W5KJS Rating: 3/5 Feb 26, 2001 13:16 Send this review to a friend
Good old receiver  Time owned: more than 12 months
I've had the Heathkit SB-301 (receiver) and SB-401 (transmitter) since 1983. The receiver works nicely and is easy to use. After I upgraded to general, found that using the 401 transmitter with the 301 was complicated for tune-up, and subsequently incorporated a lot of variables when troubleshooting. Decided to go with a newer rig and leave these as display items in my hamshack.

I was quite amused in the movie "Frequency" that they used the SB-301 receiver as a transceiver. Kept my eyes peeled to see if they were going to show how they faked hooking the mic into the rig, but they carefully avoided showing that connection. Har!

Overall, this is a nice HF receiver. Unlike many Heathkit HF rigs (such as the HW-101), this one does not require an external power supply.
 
NO9E Rating: 4/5 Jan 24, 2001 14:03 Send this review to a friend
Remarkable radio after modifications  Time owned: more than 12 months
Got one used with SB-400 some 18 years go. Initially some bands did not work. After alignment, weak signals were barely heard, and overloading was present on some bands, especially on 40m. A 10/20db attentuator solved the overloading problem. A single-transistor amplifier after the crystal filter solved the weak-signal problem. With its narrow SSB (2.1 KHz) and CW (400 Hz), it was a very nice receiver although the CW filter had some blow by. Very nice AGC and very nice audio. It was my favorite receiver but unfortunately the matching SB-400 transmitter was weak.
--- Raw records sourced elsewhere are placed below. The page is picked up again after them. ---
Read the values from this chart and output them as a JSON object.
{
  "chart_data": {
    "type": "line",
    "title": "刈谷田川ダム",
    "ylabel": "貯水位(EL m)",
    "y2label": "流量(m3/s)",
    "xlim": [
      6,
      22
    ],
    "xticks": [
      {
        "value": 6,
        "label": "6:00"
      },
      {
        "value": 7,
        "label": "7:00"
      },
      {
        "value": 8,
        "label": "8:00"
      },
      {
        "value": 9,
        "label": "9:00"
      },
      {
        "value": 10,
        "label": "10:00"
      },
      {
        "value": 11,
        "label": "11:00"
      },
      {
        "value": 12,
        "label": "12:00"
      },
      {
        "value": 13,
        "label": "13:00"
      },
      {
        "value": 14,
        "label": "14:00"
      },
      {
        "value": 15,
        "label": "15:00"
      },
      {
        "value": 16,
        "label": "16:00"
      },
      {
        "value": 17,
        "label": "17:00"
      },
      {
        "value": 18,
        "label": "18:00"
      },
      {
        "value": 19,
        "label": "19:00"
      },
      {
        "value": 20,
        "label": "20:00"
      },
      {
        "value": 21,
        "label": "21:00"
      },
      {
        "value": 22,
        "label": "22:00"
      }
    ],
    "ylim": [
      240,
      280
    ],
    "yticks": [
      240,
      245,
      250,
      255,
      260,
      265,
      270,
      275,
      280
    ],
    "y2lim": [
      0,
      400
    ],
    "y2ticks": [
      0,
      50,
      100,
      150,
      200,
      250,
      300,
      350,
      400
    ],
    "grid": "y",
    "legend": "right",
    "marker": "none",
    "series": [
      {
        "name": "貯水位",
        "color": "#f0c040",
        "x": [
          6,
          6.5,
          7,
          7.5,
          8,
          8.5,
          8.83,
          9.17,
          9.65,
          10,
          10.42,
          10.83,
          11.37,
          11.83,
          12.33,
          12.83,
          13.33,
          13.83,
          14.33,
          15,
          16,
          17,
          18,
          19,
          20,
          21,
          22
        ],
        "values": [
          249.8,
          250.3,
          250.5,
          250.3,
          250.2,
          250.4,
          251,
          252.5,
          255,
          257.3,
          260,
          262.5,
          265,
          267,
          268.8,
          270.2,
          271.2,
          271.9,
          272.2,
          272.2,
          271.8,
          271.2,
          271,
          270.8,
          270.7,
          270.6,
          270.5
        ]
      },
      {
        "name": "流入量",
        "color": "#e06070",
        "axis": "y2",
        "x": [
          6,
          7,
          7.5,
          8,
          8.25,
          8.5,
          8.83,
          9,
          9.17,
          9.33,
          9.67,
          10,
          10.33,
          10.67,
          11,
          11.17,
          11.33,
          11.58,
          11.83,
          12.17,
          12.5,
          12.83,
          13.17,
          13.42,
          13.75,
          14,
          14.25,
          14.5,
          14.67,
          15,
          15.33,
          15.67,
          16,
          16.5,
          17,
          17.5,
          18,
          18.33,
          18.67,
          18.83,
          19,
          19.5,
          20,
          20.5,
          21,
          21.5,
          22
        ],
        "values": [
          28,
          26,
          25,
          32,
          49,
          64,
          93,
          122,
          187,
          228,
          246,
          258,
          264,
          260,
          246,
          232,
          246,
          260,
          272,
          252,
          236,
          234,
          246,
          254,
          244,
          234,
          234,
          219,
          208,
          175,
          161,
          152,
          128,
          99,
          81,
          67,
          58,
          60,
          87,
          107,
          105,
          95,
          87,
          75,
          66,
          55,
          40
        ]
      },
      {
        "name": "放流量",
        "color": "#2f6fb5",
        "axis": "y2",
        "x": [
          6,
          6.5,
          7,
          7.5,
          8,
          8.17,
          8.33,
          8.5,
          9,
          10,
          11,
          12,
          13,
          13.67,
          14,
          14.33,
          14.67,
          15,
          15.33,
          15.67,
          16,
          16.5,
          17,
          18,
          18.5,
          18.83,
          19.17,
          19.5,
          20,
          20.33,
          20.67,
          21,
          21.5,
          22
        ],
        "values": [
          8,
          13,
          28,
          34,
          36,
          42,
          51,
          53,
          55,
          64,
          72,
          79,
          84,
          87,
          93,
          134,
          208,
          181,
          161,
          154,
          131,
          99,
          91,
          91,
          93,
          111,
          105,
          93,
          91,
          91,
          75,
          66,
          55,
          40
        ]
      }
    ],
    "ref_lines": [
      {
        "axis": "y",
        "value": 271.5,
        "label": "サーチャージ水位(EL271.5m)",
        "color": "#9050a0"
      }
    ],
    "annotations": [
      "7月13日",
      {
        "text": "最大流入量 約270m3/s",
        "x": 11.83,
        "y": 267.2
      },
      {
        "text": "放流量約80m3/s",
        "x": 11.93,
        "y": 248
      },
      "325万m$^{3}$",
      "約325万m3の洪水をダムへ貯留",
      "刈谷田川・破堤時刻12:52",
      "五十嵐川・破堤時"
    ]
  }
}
Perhaps if tweeked like the SB-301, e.g., better mic and addition of processor, the transmitter could have been made punchier.
 
WB8JKR Rating: 4/5 Jan 19, 2001 23:19 Send this review to a friend
30 yr old technology ain't bad!  Time owned: 0 to 3 months
I recently restored a old Heathkit SB-301 receiver and made some tests on the units sensitivity and stabilty, the results are VERY
pleasing indeed considering this unit went out of production in 1970.

MDS measurements:
80 meters MDS= -136 DBM
40 meters MDS = -137 DBM
20 meters MDS = -136 DBM
15 meters MDS = -135 DBM
10 meters MDS = -135 DBM
These measurements equate to about .1 uv for 10 db s/n ratio for SSB, which rivals todays rigs.
The S meter reads S9 at an input of 32 uv on 40 meters, this is the only band I checked it on.
I did not make a TT IMD test, but as soon as I
get another SG I intend to do that, I'm guessing I'll see TT dynamic range in the area of 75-80 DB.
The LMO stability is REALLY good, from a cold start to the 5 minute mark the LMO drifted down only 70 Hz, then in the next hour drifted 20 more Hz, and then stayed within 10-15 Hz.
This receiver is really quite impressive considering its 1960 technology and 30 years old!
A little better IF filtering and a noise blanker and this thing would be RIGHT ON!!